I hate when bees drift in a holding yard.


----------



## Honeycomb (Jan 15, 2010)

What a trip


----------



## clgs (Aug 6, 2008)

Whoa what a picture! Is that extreme bearding? or a swarm? I'm a newer beekeeper - I thought drifting was when bees went INTO nearby hives as if they were their own?


----------



## brac (Sep 30, 2009)

so, how do you deal with that?


----------



## Beeslave (Feb 6, 2009)

Take that whole pallet of bees and swap it with a pallet of weaker hives. 

Since those hives are stacked higher than the rest I think it looks like someone was shaking out poor/queenless colonies in front of that pallet.
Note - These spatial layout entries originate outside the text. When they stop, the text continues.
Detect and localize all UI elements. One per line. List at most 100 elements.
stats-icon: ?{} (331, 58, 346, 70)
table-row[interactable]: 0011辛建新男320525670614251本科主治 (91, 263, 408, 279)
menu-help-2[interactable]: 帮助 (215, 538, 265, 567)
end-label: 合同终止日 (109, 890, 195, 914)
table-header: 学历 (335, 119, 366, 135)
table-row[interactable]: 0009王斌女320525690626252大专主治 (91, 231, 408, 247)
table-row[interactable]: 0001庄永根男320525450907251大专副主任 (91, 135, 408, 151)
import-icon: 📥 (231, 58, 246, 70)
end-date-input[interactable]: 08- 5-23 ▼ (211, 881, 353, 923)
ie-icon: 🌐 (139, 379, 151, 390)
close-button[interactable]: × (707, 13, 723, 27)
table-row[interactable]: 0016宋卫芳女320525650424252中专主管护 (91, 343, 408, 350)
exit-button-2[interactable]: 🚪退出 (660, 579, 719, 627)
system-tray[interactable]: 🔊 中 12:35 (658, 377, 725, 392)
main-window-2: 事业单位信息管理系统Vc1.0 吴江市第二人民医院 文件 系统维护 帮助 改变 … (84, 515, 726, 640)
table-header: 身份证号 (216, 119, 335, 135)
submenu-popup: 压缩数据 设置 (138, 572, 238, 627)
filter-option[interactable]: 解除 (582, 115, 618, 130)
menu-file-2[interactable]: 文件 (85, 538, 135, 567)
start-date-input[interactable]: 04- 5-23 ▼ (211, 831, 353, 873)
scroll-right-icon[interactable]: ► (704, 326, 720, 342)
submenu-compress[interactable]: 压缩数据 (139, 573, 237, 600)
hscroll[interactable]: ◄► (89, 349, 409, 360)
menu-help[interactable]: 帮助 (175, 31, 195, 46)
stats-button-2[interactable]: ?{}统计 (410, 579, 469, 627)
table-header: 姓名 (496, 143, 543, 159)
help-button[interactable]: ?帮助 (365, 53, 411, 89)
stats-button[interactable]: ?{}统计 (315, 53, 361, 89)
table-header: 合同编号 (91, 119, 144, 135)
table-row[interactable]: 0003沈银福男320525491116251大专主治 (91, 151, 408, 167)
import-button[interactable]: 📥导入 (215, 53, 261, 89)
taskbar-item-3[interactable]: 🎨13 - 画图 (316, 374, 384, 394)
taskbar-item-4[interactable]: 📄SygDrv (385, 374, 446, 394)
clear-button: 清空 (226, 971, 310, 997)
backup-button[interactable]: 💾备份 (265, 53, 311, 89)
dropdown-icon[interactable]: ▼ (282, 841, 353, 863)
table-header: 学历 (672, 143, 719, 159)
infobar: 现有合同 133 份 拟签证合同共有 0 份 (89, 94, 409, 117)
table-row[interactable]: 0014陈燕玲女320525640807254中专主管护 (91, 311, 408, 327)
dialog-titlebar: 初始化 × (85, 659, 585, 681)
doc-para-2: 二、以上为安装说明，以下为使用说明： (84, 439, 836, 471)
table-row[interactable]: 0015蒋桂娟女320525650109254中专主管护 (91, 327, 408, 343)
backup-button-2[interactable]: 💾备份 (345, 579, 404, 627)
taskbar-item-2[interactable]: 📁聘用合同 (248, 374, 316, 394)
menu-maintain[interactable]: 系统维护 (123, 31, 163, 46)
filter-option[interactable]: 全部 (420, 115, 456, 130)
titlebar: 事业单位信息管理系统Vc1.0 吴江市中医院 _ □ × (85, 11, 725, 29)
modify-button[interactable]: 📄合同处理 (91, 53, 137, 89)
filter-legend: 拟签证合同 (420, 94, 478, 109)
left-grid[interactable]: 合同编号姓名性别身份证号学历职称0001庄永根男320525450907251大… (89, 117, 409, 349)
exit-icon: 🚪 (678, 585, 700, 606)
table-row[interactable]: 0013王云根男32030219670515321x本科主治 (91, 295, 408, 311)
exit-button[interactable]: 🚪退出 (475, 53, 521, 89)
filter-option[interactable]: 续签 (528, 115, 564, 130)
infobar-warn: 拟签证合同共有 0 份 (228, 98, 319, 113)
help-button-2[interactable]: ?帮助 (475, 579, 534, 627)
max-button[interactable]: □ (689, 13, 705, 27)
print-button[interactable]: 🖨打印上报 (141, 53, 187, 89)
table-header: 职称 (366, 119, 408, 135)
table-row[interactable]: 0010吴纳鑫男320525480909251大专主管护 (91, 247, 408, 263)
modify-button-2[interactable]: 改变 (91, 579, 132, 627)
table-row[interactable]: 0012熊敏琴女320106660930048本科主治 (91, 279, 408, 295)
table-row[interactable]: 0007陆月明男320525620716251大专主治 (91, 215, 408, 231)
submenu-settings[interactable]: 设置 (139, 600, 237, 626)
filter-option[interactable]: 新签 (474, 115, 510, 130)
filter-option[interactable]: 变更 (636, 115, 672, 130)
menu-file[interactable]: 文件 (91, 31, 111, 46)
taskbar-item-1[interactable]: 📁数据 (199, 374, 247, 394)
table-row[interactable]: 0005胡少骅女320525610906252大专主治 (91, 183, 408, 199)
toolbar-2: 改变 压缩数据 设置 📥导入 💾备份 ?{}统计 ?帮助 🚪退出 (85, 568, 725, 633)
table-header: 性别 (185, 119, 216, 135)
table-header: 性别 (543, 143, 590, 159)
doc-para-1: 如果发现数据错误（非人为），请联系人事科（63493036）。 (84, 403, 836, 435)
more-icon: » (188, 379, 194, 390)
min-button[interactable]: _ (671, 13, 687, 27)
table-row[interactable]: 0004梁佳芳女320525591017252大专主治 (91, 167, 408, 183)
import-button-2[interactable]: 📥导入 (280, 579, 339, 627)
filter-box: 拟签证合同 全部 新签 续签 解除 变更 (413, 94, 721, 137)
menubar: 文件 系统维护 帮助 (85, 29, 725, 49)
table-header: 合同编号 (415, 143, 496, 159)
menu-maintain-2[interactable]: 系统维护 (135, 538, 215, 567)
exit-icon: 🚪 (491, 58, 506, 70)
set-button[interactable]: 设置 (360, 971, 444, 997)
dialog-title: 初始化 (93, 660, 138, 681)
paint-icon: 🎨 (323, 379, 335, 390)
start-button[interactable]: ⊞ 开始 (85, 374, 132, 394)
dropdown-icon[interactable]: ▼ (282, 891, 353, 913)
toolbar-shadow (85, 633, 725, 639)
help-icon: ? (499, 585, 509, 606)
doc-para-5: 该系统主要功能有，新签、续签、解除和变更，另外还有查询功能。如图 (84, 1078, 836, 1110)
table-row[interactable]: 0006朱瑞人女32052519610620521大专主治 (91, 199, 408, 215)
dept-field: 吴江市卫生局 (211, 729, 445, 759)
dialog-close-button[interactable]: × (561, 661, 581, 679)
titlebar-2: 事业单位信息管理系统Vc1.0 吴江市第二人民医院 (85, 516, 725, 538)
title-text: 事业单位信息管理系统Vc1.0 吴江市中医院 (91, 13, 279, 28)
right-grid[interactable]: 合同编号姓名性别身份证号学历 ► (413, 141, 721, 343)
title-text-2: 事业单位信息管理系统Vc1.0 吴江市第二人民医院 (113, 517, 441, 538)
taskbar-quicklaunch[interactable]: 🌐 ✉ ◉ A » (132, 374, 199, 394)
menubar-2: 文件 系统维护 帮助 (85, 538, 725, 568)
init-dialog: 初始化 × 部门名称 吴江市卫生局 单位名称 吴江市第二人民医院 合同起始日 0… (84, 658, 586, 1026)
I will do that at the end of the season to combine the bad to make a few ok.


----------



## Trevor Mansell (Jan 16, 2005)

It was actually a pic from my holding yard ,the bees were flying to the south mostly . They would gather on the first few pallets instead of flying to there original hives. It would happen when we used to do pollination during the spring in Fl ,it was a big issue which is one reason why I stopped. I just thought it was a cool picture.


----------



## John C (Sep 19, 2010)

and I was worried when mine were crowding around the entrance of mine.. :doh:


----------